At an individual level, there are physical and mental health consequences when adequate public toilet facilities are not available. People report dealing with a lack of access to toilets by restricting fluid intake and ‘holding on’, leading to risk of dehydration, UTIs and potential kidney damage. For some disabled people, the lack of accessible toilets has led to otherwise preventable surgical interventions. There are also social impacts, where people are forced to plan ahead and restrict their outings to places they feel confident they will find a toilet. Others simply don’t go out, putting them at risk of social isolation.

A lack of adequate public toilets will therefore affect public health interventions that encourage people to go out and about locally, for example to increase physical activity and reduce obesity. Public toilets are a key part of our built environment and thus part of its impact as a wider determinant of health, an important feature of the places we live in, and having an influence on our health behaviours and lifestyles. It therefore makes sense that adequate public toilet facilities are part of efforts to improve population health.

In looking at this topic, I was struck by the number of organisations and campaigns calling for more and better public toilet provision, set against the steadily decreasing funding in local authorities. No one body holds overall responsibility for public toilets, and there is no compulsory provision in legislation. Campaigns have led to some additional national funding for Changing Places toilets (those with more space and equipment such as hoists) in sites such as motorway service stations and hospitals. With the exception of this, however, there appears to be very little activity on a national level from the relevant departments. There does not seem to be a coordinated approach to addressing the reduction in public toilet facilities across the country. This seems like a missed opportunity to address an issue with a significant health impact.

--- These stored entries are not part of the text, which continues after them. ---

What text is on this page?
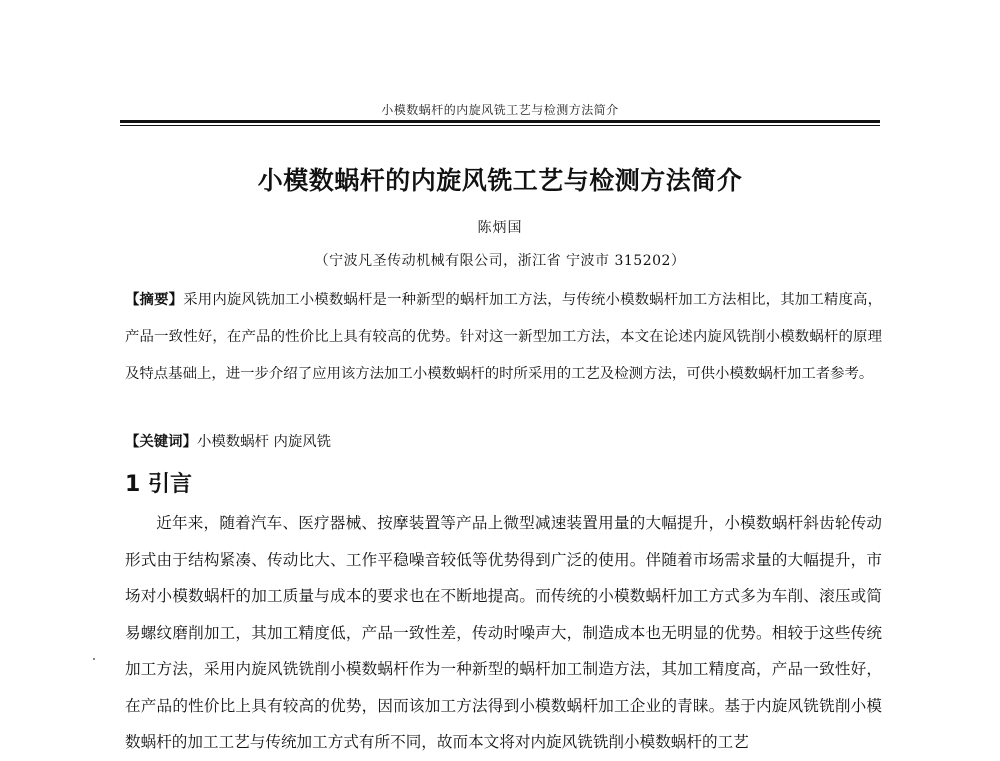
小模数蜗杆的内旋风铣工艺与检测方法简介
小模数蜗杆的内旋风铣工艺与检测方法简介
陈炳国
（宁波凡圣传动机械有限公司，浙江省 宁波市 315202）

【摘要】采用内旋风铣加工小模数蜗杆是一种新型的蜗杆加工方法，与传统小模数蜗杆加工方法相比，其加工精度高，产品一致性好，在产品的性价比上具有较高的优势。针对这一新型加工方法，本文在论述内旋风铣削小模数蜗杆的原理及特点基础上，进一步介绍了应用该方法加工小模数蜗杆的时所采用的工艺及检测方法，可供小模数蜗杆加工者参考。

【关键词】小模数蜗杆 内旋风铣

1 引言

近年来，随着汽车、医疗器械、按摩装置等产品上微型减速装置用量的大幅提升，小模数蜗杆斜齿轮传动形式由于结构紧凑、传动比大、工作平稳噪音较低等优势得到广泛的使用。伴随着市场需求量的大幅提升，市场对小模数蜗杆的加工质量与成本的要求也在不断地提高。而传统的小模数蜗杆加工方式多为车削、滚压或简易螺纹磨削加工，其加工精度低，产品一致性差，传动时噪声大，制造成本也无明显的优势。相较于这些传统加工方法，采用内旋风铣铣削小模数蜗杆作为一种新型的蜗杆加工制造方法，其加工精度高，产品一致性好，在产品的性价比上具有较高的优势，因而该加工方法得到小模数蜗杆加工企业的青睐。基于内旋风铣铣削小模数蜗杆的加工工艺与传统加工方式有所不同，故而本文将对内旋风铣铣削小模数蜗杆的工艺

Many local authorities have looked for alternatives to publicly maintained facilities, for example, community toilet schemes where businesses make their toilets available for the public in return for a financial incentive from their local council. However, several researchers in this field have raised concerns that these schemes are not adequately accessible and do not meet the needs of a diverse population that includes people from different religious backgrounds, people of different ages and homeless people. There is a question of whether we need more toilets or more access to those that already exist – but there is little argument about the inadequacy of current provision.

All of this has prompted my interest in the role the health sector might have to play in supporting public toilet provision. I’m also keen to hear if the issues raised here reflect experiences of readers and I‘d be interested to know if there is anywhere public toilets are thriving. The Royal Society for Public Health is shortly releasing the findings of a survey that will give further insight into public toilet access across the UK. Researchers in urban planning and disability studies have created various guides for good practice in toilet provision. Ensuring public toilets are consistently on health agendas would seem to be a key part of ensuring decent access for all.